Laboratory investigation of RBC alloimmunization is initiated when a patient is tested subsequent to transfusion or pregnancy, and found to have a positive antibody screen and/or positive DAT.
Depending on the results of the initial investigation, the transfusion service will perform follow-up serologic testing according to its own policies and procedures. Some examples are outlined below.

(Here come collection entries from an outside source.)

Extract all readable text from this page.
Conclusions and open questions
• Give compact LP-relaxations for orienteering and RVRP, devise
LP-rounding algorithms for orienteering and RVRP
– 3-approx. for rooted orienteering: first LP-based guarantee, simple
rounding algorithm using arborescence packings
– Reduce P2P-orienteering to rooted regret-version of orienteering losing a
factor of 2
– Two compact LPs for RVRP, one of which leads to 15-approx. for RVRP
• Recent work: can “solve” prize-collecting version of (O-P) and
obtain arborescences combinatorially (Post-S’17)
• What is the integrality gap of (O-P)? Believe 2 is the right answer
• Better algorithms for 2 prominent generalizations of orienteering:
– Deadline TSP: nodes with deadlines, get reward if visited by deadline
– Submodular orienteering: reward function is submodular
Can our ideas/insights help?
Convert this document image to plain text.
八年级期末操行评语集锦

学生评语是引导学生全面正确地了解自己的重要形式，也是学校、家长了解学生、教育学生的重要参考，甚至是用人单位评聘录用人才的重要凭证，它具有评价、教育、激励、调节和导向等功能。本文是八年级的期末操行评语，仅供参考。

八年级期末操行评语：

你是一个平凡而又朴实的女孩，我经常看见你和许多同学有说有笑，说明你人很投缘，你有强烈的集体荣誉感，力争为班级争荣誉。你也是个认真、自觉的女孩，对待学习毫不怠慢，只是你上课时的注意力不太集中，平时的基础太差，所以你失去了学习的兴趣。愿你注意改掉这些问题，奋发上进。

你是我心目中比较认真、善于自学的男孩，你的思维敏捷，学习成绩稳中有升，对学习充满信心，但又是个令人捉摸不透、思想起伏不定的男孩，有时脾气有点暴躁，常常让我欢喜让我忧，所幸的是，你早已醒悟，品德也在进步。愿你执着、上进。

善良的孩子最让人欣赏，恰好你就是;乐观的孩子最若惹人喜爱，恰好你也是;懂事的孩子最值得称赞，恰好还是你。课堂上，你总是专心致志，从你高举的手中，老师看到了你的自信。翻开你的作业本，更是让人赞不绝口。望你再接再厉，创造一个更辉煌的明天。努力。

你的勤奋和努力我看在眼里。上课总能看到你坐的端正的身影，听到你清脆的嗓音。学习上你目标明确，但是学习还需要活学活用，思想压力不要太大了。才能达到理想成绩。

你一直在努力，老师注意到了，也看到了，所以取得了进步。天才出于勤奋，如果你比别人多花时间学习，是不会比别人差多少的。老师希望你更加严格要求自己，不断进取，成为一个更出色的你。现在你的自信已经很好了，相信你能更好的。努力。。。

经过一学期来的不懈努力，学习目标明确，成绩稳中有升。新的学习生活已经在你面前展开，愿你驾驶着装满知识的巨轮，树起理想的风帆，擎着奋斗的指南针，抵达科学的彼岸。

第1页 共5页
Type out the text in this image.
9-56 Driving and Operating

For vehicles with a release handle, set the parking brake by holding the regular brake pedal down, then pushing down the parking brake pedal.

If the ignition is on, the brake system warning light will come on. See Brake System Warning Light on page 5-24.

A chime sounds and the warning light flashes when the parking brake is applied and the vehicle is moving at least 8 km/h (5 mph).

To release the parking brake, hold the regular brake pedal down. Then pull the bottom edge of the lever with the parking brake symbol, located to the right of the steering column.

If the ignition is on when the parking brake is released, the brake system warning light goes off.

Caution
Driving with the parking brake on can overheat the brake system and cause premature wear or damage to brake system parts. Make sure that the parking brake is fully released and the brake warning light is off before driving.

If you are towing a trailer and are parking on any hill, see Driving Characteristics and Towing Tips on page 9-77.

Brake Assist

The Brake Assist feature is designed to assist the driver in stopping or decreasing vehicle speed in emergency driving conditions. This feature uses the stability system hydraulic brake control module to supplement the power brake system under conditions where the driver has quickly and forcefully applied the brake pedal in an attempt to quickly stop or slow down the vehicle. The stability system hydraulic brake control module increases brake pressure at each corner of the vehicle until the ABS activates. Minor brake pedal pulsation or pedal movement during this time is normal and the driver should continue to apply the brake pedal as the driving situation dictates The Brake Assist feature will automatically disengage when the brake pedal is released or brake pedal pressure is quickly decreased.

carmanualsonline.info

NOTE: The expected results include the appearance of a "new" positive antibody screen and negative direct antiglobulin test (DAT) unless the patient has been recently transfused in which case the DAT may also be positive. In patients with known red cell antibodies a change in strength or pattern of the antibody screen is suggestive of additional antibody formation.
Antibody identification
If a new or unexpected antibody is found in the antibody screen, it must be identified prior to any subsequent RBC transfusion. If the DAT is positive and an alloantibody (as opposed to an autoantibody) is suspected, an elution should also be performed.
Antigen type
If a specific antibody is identified, the patient's pre-transfusion specimen should be phenotyped for the antigen(s) corresponding to the antibody(ies) identified.
NOTE: If the patient was transfused with a product such as intravenous immune globulin (IVIG) or a large dose of Rh immune globulin (RhIG), e.g., to treat Immune Thrombocytopenia Purpura (ITP), suspect passive antibodies.